Politik | Landtag

Missachtung des Parlaments

Die Opposition steigt auf die Barrikaden. Weil die Landesregierung den Landtag an der Nase herumführt, verlangt man jetzt die Einberufung einer Dringlichkeitssitzung.
Landtagssitzung 5. November 2020
Foto: Südtiroler Landtag/Werth
Ungeschickter hätte es Arno Kompatscher kaum anstellen können.
Es ist Donnerstag gegen 17.30 Uhr als sich Andreas Leiter Reber im Landtag an den Landeshauptmann wendet.  Der Freiheitliche Landtagsabgeordnete will von Kompatscher wissen, ob er in Sachen Corona und Infektionslage etwas mitzuteilen habe.
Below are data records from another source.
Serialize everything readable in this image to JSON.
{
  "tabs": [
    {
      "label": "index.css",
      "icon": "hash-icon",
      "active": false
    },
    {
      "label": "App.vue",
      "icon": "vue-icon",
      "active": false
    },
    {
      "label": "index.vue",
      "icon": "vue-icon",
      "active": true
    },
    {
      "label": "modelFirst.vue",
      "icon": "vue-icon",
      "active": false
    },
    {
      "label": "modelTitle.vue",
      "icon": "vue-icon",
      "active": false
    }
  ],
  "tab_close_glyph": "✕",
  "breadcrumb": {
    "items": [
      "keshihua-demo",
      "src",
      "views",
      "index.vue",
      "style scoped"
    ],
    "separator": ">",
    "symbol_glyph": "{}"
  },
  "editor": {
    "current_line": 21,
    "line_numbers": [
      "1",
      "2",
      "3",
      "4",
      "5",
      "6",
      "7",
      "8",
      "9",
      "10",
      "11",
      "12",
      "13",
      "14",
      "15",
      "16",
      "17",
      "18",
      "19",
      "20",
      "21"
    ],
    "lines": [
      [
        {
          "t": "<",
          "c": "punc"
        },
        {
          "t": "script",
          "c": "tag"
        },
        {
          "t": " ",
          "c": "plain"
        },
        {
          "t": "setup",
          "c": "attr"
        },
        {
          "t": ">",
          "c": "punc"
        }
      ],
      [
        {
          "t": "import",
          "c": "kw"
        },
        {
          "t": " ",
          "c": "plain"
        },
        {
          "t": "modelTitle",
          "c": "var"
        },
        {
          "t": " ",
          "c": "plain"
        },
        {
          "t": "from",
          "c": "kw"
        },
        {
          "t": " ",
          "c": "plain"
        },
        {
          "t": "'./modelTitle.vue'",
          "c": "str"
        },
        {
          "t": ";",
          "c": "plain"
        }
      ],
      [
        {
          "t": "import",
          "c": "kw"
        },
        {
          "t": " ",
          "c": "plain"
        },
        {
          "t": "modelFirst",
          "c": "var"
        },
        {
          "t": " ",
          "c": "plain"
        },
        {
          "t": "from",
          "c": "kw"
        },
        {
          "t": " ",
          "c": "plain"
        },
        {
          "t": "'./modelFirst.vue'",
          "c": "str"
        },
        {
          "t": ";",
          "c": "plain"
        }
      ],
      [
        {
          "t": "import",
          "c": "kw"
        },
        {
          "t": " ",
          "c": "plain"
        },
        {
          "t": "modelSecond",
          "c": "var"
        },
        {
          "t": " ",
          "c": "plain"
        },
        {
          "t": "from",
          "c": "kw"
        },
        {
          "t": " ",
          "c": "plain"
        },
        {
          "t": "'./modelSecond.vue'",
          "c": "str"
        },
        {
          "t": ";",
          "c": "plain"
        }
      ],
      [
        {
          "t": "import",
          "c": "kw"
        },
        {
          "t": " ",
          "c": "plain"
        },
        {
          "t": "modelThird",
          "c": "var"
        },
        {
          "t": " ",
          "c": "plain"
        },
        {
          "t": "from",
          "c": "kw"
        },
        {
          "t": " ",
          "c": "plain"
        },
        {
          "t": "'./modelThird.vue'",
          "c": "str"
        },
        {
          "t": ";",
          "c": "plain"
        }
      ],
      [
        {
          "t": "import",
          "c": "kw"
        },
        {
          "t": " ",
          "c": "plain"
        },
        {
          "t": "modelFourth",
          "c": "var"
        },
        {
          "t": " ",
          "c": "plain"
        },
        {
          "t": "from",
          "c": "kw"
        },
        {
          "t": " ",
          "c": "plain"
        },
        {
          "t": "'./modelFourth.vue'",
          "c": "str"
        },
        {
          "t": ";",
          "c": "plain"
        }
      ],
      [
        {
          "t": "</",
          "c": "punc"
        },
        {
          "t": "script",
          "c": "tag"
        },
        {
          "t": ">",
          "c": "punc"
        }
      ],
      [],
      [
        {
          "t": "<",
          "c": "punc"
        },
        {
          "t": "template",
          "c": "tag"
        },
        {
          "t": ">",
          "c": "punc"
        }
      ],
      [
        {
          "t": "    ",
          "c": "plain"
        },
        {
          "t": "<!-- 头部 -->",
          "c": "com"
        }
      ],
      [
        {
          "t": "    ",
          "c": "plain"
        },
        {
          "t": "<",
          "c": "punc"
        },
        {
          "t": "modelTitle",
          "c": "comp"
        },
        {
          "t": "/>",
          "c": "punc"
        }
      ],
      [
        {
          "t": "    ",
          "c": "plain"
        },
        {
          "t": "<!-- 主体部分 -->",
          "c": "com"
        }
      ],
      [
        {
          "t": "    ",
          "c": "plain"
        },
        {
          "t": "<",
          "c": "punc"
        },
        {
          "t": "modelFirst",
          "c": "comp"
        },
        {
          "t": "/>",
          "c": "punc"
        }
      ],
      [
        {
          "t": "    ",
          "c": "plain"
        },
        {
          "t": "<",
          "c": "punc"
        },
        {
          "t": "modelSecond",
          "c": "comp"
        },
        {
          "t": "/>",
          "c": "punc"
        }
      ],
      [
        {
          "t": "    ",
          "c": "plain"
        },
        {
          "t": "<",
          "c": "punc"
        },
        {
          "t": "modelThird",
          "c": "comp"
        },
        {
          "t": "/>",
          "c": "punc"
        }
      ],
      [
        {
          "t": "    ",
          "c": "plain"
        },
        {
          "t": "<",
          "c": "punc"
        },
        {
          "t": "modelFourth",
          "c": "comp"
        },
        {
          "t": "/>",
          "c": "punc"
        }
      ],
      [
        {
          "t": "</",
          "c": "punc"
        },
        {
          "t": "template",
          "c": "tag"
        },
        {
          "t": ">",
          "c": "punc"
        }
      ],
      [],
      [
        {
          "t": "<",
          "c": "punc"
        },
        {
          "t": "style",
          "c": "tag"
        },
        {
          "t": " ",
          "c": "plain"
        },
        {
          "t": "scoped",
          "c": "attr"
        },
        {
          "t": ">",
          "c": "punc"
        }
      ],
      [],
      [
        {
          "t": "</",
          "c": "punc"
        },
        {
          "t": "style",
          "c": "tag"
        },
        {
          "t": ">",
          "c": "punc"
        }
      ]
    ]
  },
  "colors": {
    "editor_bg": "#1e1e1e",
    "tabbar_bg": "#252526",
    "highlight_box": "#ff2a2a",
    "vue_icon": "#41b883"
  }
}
Kompatscher Antwort: „Nein, ganz schnell. Es gibt nichts Neues, wir warten jetzt auch noch auf die Hinweise aus dem Gesundheitsbetrieb, die entsprechende Lageeinschätzung, Wir haben das ja angekündigt: Wir beobachten das ganz genau. Das sind in erster Linie die Experten, die das tun. Und dann, wenn es notwendig ist, werden wir auch Entscheidungen treffen. Wir wissen die Lage ist angespannt, wir haben hohe Inzidenzzahlen, deshalb haben wir auch gesagt: Das ist jetzt ein Moment, wo wir genau hinschauen und auch genau hören werden wie Experten unsere Lage einschätzen“.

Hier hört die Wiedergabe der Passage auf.